Cette démarche s'avère être un véritable vecteur de résilience. À travers les pages de son ouvrage, Agnès explore des traumatismes qu'elle n'avait jamais pu exprimer verbalement. Elle souligne que le passage à l'écrit permet non seulement de confronter la réalité, mais aussi d'entamer un processus de guérison : « Les mots écrits m'ont permis d'aborder des sujets tabous, relançant ainsi mon chemin de résilience. »
Au-delà de son récit personnel, Agnès Monamy tâche d'analyser les mécanismes de défense et l’évolution sociétale en matière de violences. Bien qu'elle salue l’engouement du mouvement MeToo, elle rappelle qu’il demeure difficile pour de nombreuses victimes de se libérer de leur silence : « Avant tout, une victime cherche à se protéger.

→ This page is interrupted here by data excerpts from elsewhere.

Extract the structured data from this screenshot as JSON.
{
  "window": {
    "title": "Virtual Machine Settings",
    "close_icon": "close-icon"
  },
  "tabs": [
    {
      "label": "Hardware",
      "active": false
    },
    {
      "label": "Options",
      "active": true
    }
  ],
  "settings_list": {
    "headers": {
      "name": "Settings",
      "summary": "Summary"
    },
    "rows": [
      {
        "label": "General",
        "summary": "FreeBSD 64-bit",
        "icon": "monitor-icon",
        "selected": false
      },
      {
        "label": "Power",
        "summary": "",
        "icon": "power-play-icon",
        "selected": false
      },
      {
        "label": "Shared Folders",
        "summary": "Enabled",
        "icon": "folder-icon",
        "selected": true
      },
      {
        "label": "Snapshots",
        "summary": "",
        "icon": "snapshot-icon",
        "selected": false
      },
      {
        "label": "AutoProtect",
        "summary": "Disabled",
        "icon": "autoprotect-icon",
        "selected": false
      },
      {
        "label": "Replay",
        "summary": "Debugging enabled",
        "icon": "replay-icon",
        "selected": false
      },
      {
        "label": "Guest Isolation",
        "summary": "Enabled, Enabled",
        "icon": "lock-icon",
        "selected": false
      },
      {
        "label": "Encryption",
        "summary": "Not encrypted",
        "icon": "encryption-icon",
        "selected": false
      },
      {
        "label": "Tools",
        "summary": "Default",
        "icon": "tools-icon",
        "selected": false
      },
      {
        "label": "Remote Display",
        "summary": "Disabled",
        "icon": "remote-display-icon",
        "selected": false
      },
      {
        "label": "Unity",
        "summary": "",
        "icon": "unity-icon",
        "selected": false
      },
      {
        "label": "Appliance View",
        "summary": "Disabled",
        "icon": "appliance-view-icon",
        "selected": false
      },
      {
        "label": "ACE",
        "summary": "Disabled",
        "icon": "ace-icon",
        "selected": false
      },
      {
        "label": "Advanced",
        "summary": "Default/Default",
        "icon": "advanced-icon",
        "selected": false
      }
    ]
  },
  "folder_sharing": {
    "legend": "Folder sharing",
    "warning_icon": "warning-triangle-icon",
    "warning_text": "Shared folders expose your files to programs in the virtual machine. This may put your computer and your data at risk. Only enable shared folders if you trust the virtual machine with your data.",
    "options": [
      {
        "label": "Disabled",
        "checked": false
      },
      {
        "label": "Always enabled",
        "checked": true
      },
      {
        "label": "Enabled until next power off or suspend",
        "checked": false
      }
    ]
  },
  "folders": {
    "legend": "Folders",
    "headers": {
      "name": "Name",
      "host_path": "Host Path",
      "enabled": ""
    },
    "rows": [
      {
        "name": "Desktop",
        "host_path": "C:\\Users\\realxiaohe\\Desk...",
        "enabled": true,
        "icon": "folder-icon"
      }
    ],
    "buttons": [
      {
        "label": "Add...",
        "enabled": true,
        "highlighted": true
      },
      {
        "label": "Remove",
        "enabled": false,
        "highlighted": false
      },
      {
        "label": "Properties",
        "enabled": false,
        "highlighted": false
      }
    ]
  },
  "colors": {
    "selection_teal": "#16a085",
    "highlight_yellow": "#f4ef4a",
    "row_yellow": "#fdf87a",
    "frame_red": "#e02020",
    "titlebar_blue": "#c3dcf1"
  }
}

La parole ne vient pas facilement. » Cette lutte pour éveiller les consciences est essentielle et témoigne d’un besoin encore crucial de dialogue.
Ainsi, l'ouvrage d'Agnès Monamy constitue une contribution significative à la compréhension et à la libération des victimes de violences. Sa voix, riche et authentique, résonne comme un appel à la solidarité et à la compréhension collective.